Tujuan Penelitian ini adalah untuk mengetahui bentuk implementasi atau tindak lanjut dari Peraturan Gubernur Nomor 51 Tahun 2016 tentang Pengelolaan Kawasan Pura Agung Besakih.

  • II.    ISI MAKALAH

    • 2.1    Metode Penelitian

Penelitian ini menggunakan pendekatan yuridis normatif atau disebut juga penelitian hukum doktrinal.
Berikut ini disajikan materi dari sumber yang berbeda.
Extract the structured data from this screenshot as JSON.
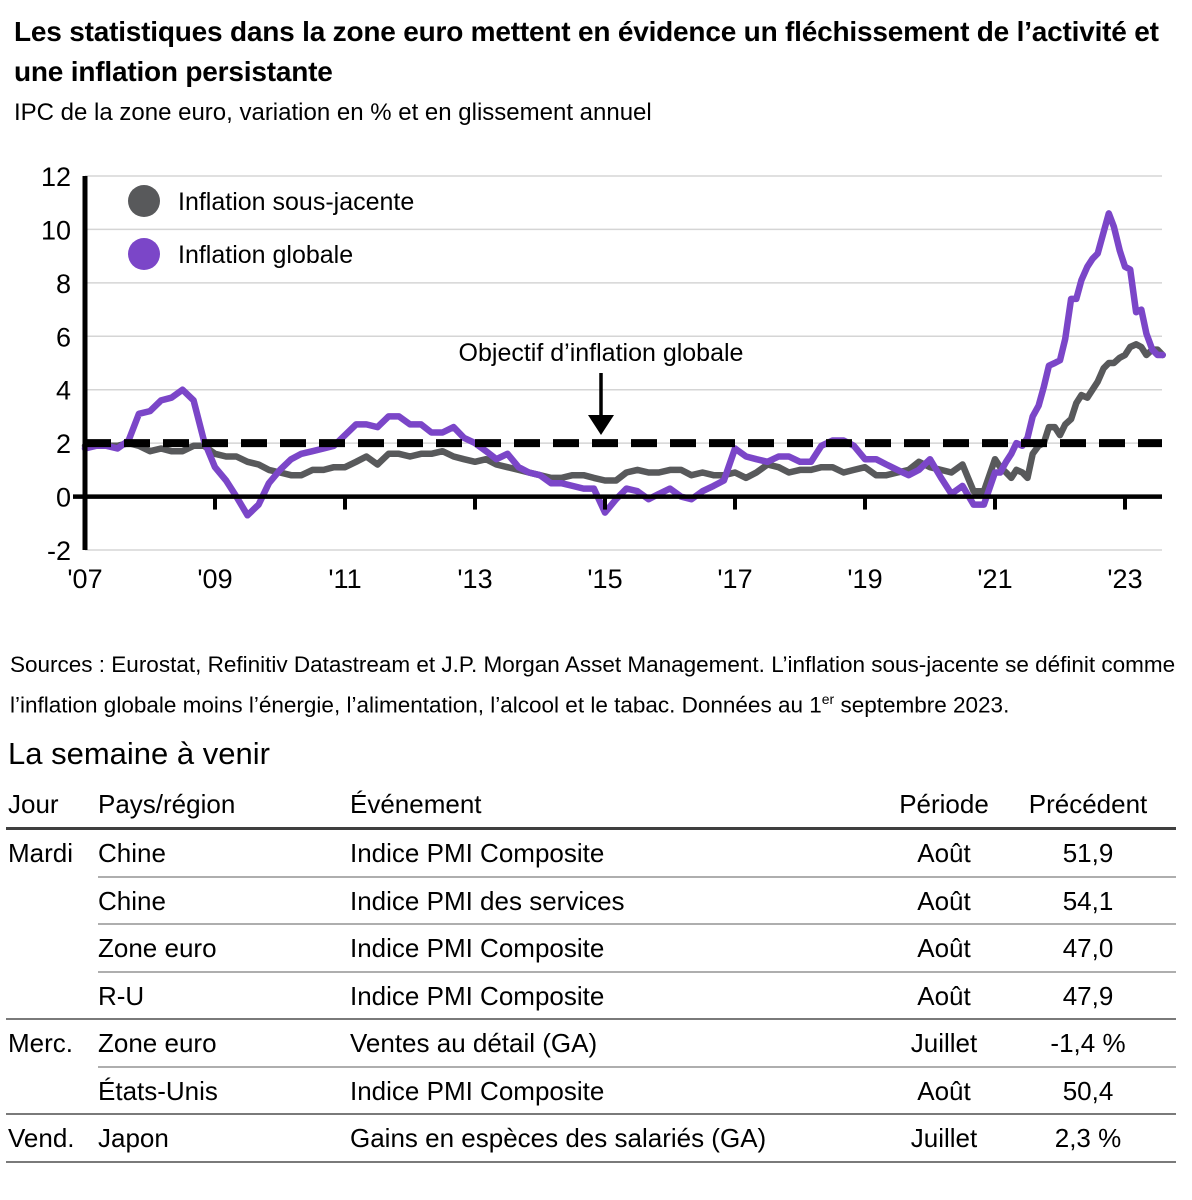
{
  "header": {
    "title": "Les statistiques dans la zone euro mettent en évidence un fléchissement de l’activité et une inflation persistante",
    "subtitle": "IPC de la zone euro, variation en % et en glissement annuel"
  },
  "chart_data": {
    "type": "line",
    "title": "IPC de la zone euro, variation en % et en glissement annuel",
    "xlabel": "",
    "ylabel": "variation en %, glissement annuel",
    "x_axis": {
      "ticks": [
        2007,
        2009,
        2011,
        2013,
        2015,
        2017,
        2019,
        2021,
        2023
      ],
      "tick_labels": [
        "'07",
        "'09",
        "'11",
        "'13",
        "'15",
        "'17",
        "'19",
        "'21",
        "'23"
      ],
      "range": [
        2007,
        2023.6
      ]
    },
    "y_axis": {
      "ticks": [
        12,
        10,
        8,
        6,
        4,
        2,
        0,
        -2
      ],
      "range": [
        -2,
        12
      ],
      "gridlines": [
        12,
        10,
        8,
        6,
        4,
        2,
        -2
      ]
    },
    "target_line": {
      "value": 2,
      "label": "Objectif d’inflation globale",
      "style": "dashed",
      "color": "#000000"
    },
    "legend_position": "top-left",
    "grid": true,
    "series": [
      {
        "name": "Inflation sous-jacente",
        "color": "#58595B",
        "points": [
          [
            2007.0,
            1.9
          ],
          [
            2007.17,
            1.9
          ],
          [
            2007.33,
            1.9
          ],
          [
            2007.5,
            1.9
          ],
          [
            2007.67,
            2.0
          ],
          [
            2007.83,
            1.9
          ],
          [
            2008.0,
            1.7
          ],
          [
            2008.17,
            1.8
          ],
          [
            2008.33,
            1.7
          ],
          [
            2008.5,
            1.7
          ],
          [
            2008.67,
            1.9
          ],
          [
            2008.83,
            1.9
          ],
          [
            2009.0,
            1.6
          ],
          [
            2009.17,
            1.5
          ],
          [
            2009.33,
            1.5
          ],
          [
            2009.5,
            1.3
          ],
          [
            2009.67,
            1.2
          ],
          [
            2009.83,
            1.0
          ],
          [
            2010.0,
            0.9
          ],
          [
            2010.17,
            0.8
          ],
          [
            2010.33,
            0.8
          ],
          [
            2010.5,
            1.0
          ],
          [
            2010.67,
            1.0
          ],
          [
            2010.83,
            1.1
          ],
          [
            2011.0,
            1.1
          ],
          [
            2011.17,
            1.3
          ],
          [
            2011.33,
            1.5
          ],
          [
            2011.5,
            1.2
          ],
          [
            2011.67,
            1.6
          ],
          [
            2011.83,
            1.6
          ],
          [
            2012.0,
            1.5
          ],
          [
            2012.17,
            1.6
          ],
          [
            2012.33,
            1.6
          ],
          [
            2012.5,
            1.7
          ],
          [
            2012.67,
            1.5
          ],
          [
            2012.83,
            1.4
          ],
          [
            2013.0,
            1.3
          ],
          [
            2013.17,
            1.4
          ],
          [
            2013.33,
            1.2
          ],
          [
            2013.5,
            1.1
          ],
          [
            2013.67,
            1.0
          ],
          [
            2013.83,
            0.9
          ],
          [
            2014.0,
            0.8
          ],
          [
            2014.17,
            0.7
          ],
          [
            2014.33,
            0.7
          ],
          [
            2014.5,
            0.8
          ],
          [
            2014.67,
            0.8
          ],
          [
            2014.83,
            0.7
          ],
          [
            2015.0,
            0.6
          ],
          [
            2015.17,
            0.6
          ],
          [
            2015.33,
            0.9
          ],
          [
            2015.5,
            1.0
          ],
          [
            2015.67,
            0.9
          ],
          [
            2015.83,
            0.9
          ],
          [
            2016.0,
            1.0
          ],
          [
            2016.17,
            1.0
          ],
          [
            2016.33,
            0.8
          ],
          [
            2016.5,
            0.9
          ],
          [
            2016.67,
            0.8
          ],
          [
            2016.83,
            0.8
          ],
          [
            2017.0,
            0.9
          ],
          [
            2017.17,
            0.7
          ],
          [
            2017.33,
            0.9
          ],
          [
            2017.5,
            1.2
          ],
          [
            2017.67,
            1.1
          ],
          [
            2017.83,
            0.9
          ],
          [
            2018.0,
            1.0
          ],
          [
            2018.17,
            1.0
          ],
          [
            2018.33,
            1.1
          ],
          [
            2018.5,
            1.1
          ],
          [
            2018.67,
            0.9
          ],
          [
            2018.83,
            1.0
          ],
          [
            2019.0,
            1.1
          ],
          [
            2019.17,
            0.8
          ],
          [
            2019.33,
            0.8
          ],
          [
            2019.5,
            0.9
          ],
          [
            2019.67,
            1.0
          ],
          [
            2019.83,
            1.3
          ],
          [
            2020.0,
            1.1
          ],
          [
            2020.17,
            1.0
          ],
          [
            2020.33,
            0.9
          ],
          [
            2020.5,
            1.2
          ],
          [
            2020.67,
            0.2
          ],
          [
            2020.83,
            0.2
          ],
          [
            2021.0,
            1.4
          ],
          [
            2021.08,
            1.1
          ],
          [
            2021.17,
            0.9
          ],
          [
            2021.25,
            0.7
          ],
          [
            2021.33,
            1.0
          ],
          [
            2021.42,
            0.9
          ],
          [
            2021.5,
            0.7
          ],
          [
            2021.58,
            1.6
          ],
          [
            2021.67,
            1.9
          ],
          [
            2021.75,
            2.0
          ],
          [
            2021.83,
            2.6
          ],
          [
            2021.92,
            2.6
          ],
          [
            2022.0,
            2.3
          ],
          [
            2022.08,
            2.7
          ],
          [
            2022.17,
            2.9
          ],
          [
            2022.25,
            3.5
          ],
          [
            2022.33,
            3.8
          ],
          [
            2022.42,
            3.7
          ],
          [
            2022.5,
            4.0
          ],
          [
            2022.58,
            4.3
          ],
          [
            2022.67,
            4.8
          ],
          [
            2022.75,
            5.0
          ],
          [
            2022.83,
            5.0
          ],
          [
            2022.92,
            5.2
          ],
          [
            2023.0,
            5.3
          ],
          [
            2023.08,
            5.6
          ],
          [
            2023.17,
            5.7
          ],
          [
            2023.25,
            5.6
          ],
          [
            2023.33,
            5.3
          ],
          [
            2023.42,
            5.5
          ],
          [
            2023.5,
            5.5
          ],
          [
            2023.58,
            5.3
          ]
        ]
      },
      {
        "name": "Inflation globale",
        "color": "#7B46C8",
        "points": [
          [
            2007.0,
            1.8
          ],
          [
            2007.17,
            1.9
          ],
          [
            2007.33,
            1.9
          ],
          [
            2007.5,
            1.8
          ],
          [
            2007.67,
            2.1
          ],
          [
            2007.83,
            3.1
          ],
          [
            2008.0,
            3.2
          ],
          [
            2008.17,
            3.6
          ],
          [
            2008.33,
            3.7
          ],
          [
            2008.5,
            4.0
          ],
          [
            2008.67,
            3.6
          ],
          [
            2008.83,
            2.1
          ],
          [
            2009.0,
            1.1
          ],
          [
            2009.17,
            0.6
          ],
          [
            2009.33,
            0.0
          ],
          [
            2009.5,
            -0.7
          ],
          [
            2009.67,
            -0.3
          ],
          [
            2009.83,
            0.5
          ],
          [
            2010.0,
            1.0
          ],
          [
            2010.17,
            1.4
          ],
          [
            2010.33,
            1.6
          ],
          [
            2010.5,
            1.7
          ],
          [
            2010.67,
            1.8
          ],
          [
            2010.83,
            1.9
          ],
          [
            2011.0,
            2.3
          ],
          [
            2011.17,
            2.7
          ],
          [
            2011.33,
            2.7
          ],
          [
            2011.5,
            2.6
          ],
          [
            2011.67,
            3.0
          ],
          [
            2011.83,
            3.0
          ],
          [
            2012.0,
            2.7
          ],
          [
            2012.17,
            2.7
          ],
          [
            2012.33,
            2.4
          ],
          [
            2012.5,
            2.4
          ],
          [
            2012.67,
            2.6
          ],
          [
            2012.83,
            2.2
          ],
          [
            2013.0,
            2.0
          ],
          [
            2013.17,
            1.7
          ],
          [
            2013.33,
            1.4
          ],
          [
            2013.5,
            1.6
          ],
          [
            2013.67,
            1.1
          ],
          [
            2013.83,
            0.9
          ],
          [
            2014.0,
            0.8
          ],
          [
            2014.17,
            0.5
          ],
          [
            2014.33,
            0.5
          ],
          [
            2014.5,
            0.4
          ],
          [
            2014.67,
            0.3
          ],
          [
            2014.83,
            0.3
          ],
          [
            2015.0,
            -0.6
          ],
          [
            2015.17,
            -0.1
          ],
          [
            2015.33,
            0.3
          ],
          [
            2015.5,
            0.2
          ],
          [
            2015.67,
            -0.1
          ],
          [
            2015.83,
            0.1
          ],
          [
            2016.0,
            0.3
          ],
          [
            2016.17,
            0.0
          ],
          [
            2016.33,
            -0.1
          ],
          [
            2016.5,
            0.2
          ],
          [
            2016.67,
            0.4
          ],
          [
            2016.83,
            0.6
          ],
          [
            2017.0,
            1.8
          ],
          [
            2017.17,
            1.5
          ],
          [
            2017.33,
            1.4
          ],
          [
            2017.5,
            1.3
          ],
          [
            2017.67,
            1.5
          ],
          [
            2017.83,
            1.5
          ],
          [
            2018.0,
            1.3
          ],
          [
            2018.17,
            1.3
          ],
          [
            2018.33,
            1.9
          ],
          [
            2018.5,
            2.1
          ],
          [
            2018.67,
            2.1
          ],
          [
            2018.83,
            1.9
          ],
          [
            2019.0,
            1.4
          ],
          [
            2019.17,
            1.4
          ],
          [
            2019.33,
            1.2
          ],
          [
            2019.5,
            1.0
          ],
          [
            2019.67,
            0.8
          ],
          [
            2019.83,
            1.0
          ],
          [
            2020.0,
            1.4
          ],
          [
            2020.17,
            0.7
          ],
          [
            2020.33,
            0.1
          ],
          [
            2020.5,
            0.4
          ],
          [
            2020.67,
            -0.3
          ],
          [
            2020.83,
            -0.3
          ],
          [
            2021.0,
            0.9
          ],
          [
            2021.08,
            0.9
          ],
          [
            2021.17,
            1.3
          ],
          [
            2021.25,
            1.6
          ],
          [
            2021.33,
            2.0
          ],
          [
            2021.42,
            1.9
          ],
          [
            2021.5,
            2.2
          ],
          [
            2021.58,
            3.0
          ],
          [
            2021.67,
            3.4
          ],
          [
            2021.75,
            4.1
          ],
          [
            2021.83,
            4.9
          ],
          [
            2021.92,
            5.0
          ],
          [
            2022.0,
            5.1
          ],
          [
            2022.08,
            5.9
          ],
          [
            2022.17,
            7.4
          ],
          [
            2022.25,
            7.4
          ],
          [
            2022.33,
            8.1
          ],
          [
            2022.42,
            8.6
          ],
          [
            2022.5,
            8.9
          ],
          [
            2022.58,
            9.1
          ],
          [
            2022.67,
            9.9
          ],
          [
            2022.75,
            10.6
          ],
          [
            2022.83,
            10.1
          ],
          [
            2022.92,
            9.2
          ],
          [
            2023.0,
            8.6
          ],
          [
            2023.08,
            8.5
          ],
          [
            2023.17,
            6.9
          ],
          [
            2023.25,
            7.0
          ],
          [
            2023.33,
            6.1
          ],
          [
            2023.42,
            5.5
          ],
          [
            2023.5,
            5.3
          ],
          [
            2023.58,
            5.3
          ]
        ]
      }
    ]
  },
  "sources": {
    "text_before_sup": "Sources : Eurostat, Refinitiv Datastream et J.P. Morgan Asset Management. L’inflation sous-jacente se définit comme l’inflation globale moins l’énergie, l’alimentation, l’alcool et le tabac. Données au 1",
    "sup": "er",
    "text_after_sup": " septembre 2023."
  },
  "week_ahead": {
    "title": "La semaine à venir",
    "columns": [
      "Jour",
      "Pays/région",
      "Événement",
      "Période",
      "Précédent"
    ],
    "rows": [
      {
        "day": "Mardi",
        "region": "Chine",
        "event": "Indice PMI Composite",
        "period": "Août",
        "previous": "51,9"
      },
      {
        "day": "",
        "region": "Chine",
        "event": "Indice PMI des services",
        "period": "Août",
        "previous": "54,1"
      },
      {
        "day": "",
        "region": "Zone euro",
        "event": "Indice PMI Composite",
        "period": "Août",
        "previous": "47,0"
      },
      {
        "day": "",
        "region": "R-U",
        "event": "Indice PMI Composite",
        "period": "Août",
        "previous": "47,9"
      },
      {
        "day": "Merc.",
        "region": "Zone euro",
        "event": "Ventes au détail (GA)",
        "period": "Juillet",
        "previous": "-1,4 %"
      },
      {
        "day": "",
        "region": "États-Unis",
        "event": "Indice PMI Composite",
        "period": "Août",
        "previous": "50,4"
      },
      {
        "day": "Vend.",
        "region": "Japon",
        "event": "Gains en espèces des salariés (GA)",
        "period": "Juillet",
        "previous": "2,3 %"
      }
    ]
  },
  "colors": {
    "core_inflation": "#58595B",
    "headline_inflation": "#7B46C8",
    "gridline": "#d5d5d5",
    "axis": "#000000",
    "header_rule": "#3f3f3f",
    "group_rule": "#7a7a7a",
    "inner_rule": "#aeaeae"
  }
}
Pada penelitian ini, data yang digunakan berasal dari data sekunder yang diperoleh melalui studi kepustkaan (library research).7 Studi kepustakaan dilakukan dengan meneliti bahan hukum primer yaitu Peraturan Gubernur Bali Nomor 51 Tahun 2016 tentang Pengelolaan Kawasan Pura Agung Besakih.

  • 2.2    Hasil Penelitian Dan Analisis

    2.2.1    Implementasi atau tindak lanjut Peraturan Gubernur Bali Nomor 51 Tahun 2016

Ada tiga implementasi utama yang diharapkan dari Peraturan Gubernur Bali Nomor 51 Tahun 2016 tentang Pengelolaan Kawasan Pura Agung Besakih. Pertama adalah pembentukan Badan Pengelolaan Kawasan Pura Agung Besakih. Kedua adalah pembentukan Manajemen Operasional. Ketiga adalah adanya sebuah kerjasama antara Desa Pakraman Besakih dan Pemerintah Kabupaten Karangsem untuk membuat perjanjian pembagian pendapatan bersih.

Ketiga hal diatas diharapkan mampu menjadi solusi atas permasalahan terkait sumber daya manusia seperti pengaturan pemedek, turis, pedagang, petugas parkir dan pramuwisata serta pengaturan sarana dan prasarana seperti tempat parkir, tempat berjualan, dan tata letak baliho di Kawasan Pura Agung Besakih.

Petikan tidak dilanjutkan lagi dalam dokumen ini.